Palpur was one of the largest evacuated villages from the park. The people who had to leave their ancestral houses are hoping to get employment as tourists would increase after the lions are brought.
The clear sparkling Kuno river visible from the forest guest house at Palpur has a calming effect. Spotted deer, peafowl, grey heron, egrets and crocodiles basking on the river bank are a sight to behold.
All around you is the rich flora and fauna — cormorants fishing in the river water in the afternoon, fresh water gharials floating in the water or basking on the river banks and the expanse of the dense jungle.
Leopard's habitat | Bharat Goel
I was told that this is a good place to spot leopards and if we are lucky, we can see a caracal, a rare cat, and hyenas too. Leopards are shy animals and can be seen in the late evenings or early mornings. But we saw them during the day trying to arrange for its lunch, not far from the guest house.
We also saw leopards crossing the river bed at Par Ghat in the afternoon.
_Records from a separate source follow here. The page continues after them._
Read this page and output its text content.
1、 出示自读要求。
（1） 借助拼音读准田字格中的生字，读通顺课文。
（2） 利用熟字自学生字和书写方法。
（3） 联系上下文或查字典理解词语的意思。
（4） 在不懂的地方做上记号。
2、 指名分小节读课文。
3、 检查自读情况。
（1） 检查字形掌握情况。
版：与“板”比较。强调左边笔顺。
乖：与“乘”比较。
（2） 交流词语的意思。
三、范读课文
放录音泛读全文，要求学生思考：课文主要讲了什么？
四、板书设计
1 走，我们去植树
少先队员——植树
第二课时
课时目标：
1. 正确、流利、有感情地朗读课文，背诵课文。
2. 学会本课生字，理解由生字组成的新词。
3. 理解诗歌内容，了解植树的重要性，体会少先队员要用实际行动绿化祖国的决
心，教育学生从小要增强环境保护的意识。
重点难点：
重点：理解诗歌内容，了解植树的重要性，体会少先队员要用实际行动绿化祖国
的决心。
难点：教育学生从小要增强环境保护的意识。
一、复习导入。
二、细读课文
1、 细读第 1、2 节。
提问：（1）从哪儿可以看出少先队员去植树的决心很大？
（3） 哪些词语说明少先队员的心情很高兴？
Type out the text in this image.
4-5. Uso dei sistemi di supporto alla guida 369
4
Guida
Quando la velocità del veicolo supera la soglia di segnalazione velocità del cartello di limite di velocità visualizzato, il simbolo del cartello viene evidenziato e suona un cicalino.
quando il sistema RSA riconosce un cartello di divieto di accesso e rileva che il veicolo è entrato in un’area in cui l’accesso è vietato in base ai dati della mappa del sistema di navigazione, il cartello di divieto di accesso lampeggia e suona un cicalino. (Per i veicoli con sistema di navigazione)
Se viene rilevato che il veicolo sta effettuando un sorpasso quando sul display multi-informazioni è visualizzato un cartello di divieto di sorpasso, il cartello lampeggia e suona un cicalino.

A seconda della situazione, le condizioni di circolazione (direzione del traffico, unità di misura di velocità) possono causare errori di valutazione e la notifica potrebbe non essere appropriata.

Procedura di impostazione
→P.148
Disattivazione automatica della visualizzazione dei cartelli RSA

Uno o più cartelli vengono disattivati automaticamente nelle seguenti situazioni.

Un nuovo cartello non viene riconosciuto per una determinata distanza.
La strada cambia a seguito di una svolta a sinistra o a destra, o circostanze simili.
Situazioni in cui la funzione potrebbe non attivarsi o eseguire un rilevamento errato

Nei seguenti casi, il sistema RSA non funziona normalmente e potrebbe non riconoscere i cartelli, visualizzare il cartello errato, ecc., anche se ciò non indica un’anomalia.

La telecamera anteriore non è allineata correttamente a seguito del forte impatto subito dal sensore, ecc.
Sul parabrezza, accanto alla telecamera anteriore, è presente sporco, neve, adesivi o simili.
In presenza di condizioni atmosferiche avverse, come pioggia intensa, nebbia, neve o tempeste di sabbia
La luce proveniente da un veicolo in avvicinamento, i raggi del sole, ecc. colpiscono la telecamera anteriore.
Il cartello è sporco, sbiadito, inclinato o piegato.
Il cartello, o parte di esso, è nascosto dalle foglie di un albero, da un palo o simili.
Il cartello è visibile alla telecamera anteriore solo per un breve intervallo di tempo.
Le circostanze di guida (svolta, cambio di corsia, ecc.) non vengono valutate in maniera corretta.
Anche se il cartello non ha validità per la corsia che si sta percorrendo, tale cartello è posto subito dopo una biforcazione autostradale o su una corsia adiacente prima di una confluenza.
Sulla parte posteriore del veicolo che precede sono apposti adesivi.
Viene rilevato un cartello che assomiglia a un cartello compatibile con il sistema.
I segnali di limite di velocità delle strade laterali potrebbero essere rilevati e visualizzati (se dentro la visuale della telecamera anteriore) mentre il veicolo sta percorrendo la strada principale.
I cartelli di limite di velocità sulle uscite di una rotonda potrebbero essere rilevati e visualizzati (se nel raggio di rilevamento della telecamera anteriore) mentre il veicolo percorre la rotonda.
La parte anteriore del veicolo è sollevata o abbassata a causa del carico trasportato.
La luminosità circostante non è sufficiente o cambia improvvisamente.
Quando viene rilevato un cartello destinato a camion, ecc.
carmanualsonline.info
Leopards are the real king of Kuno National Park and there are around 200 of them. The park should be declared a leopard sanctuary.
Herd of jackals | Bharat Goel
During our stay, we spotted leopards, jungle cat, sambar, cheetal (spotted deer), fox, jackal, wild boar, neelgai (blue bull) and feral cattle, which are in large numbers. The villagers left the cattle behind when they moved out of the area. We also saw a variety of birds such as peafowls, plum-headed parakeet, painted spurfowl, painted francolin, grey francolin, black francolin, cormorants and other common birds.
Painted Spurfowl | Bharat Goel
Spotted deer and feral cattle | Bharat Goel
A male tiger (T 38) came down to the park from Ranthambore Tiger Reserve in 2011 and returned to its home in November 2020. We missed the chance to see it. The park will soon have cheetahs, which will be a major attraction. They hunt during the day to avoid competition from other big cats such as lions and leopards. They have sharp eyes to spot their prey, stalk it for a considerable time and pounce upon their prey with great speed and agility.
As cheetahs would be confined to a protected area till they are acclimatised with the surroundings, there should not be any conflict with leopards. Later, the cheetahs would be moved out of the protected area.
Usually, tigers and leopards try to be in different parts of the park to avoid a conflict. But when conflict arises, the leopard’s life is at stake. This has been observed in Pench and Sariska tiger reserves.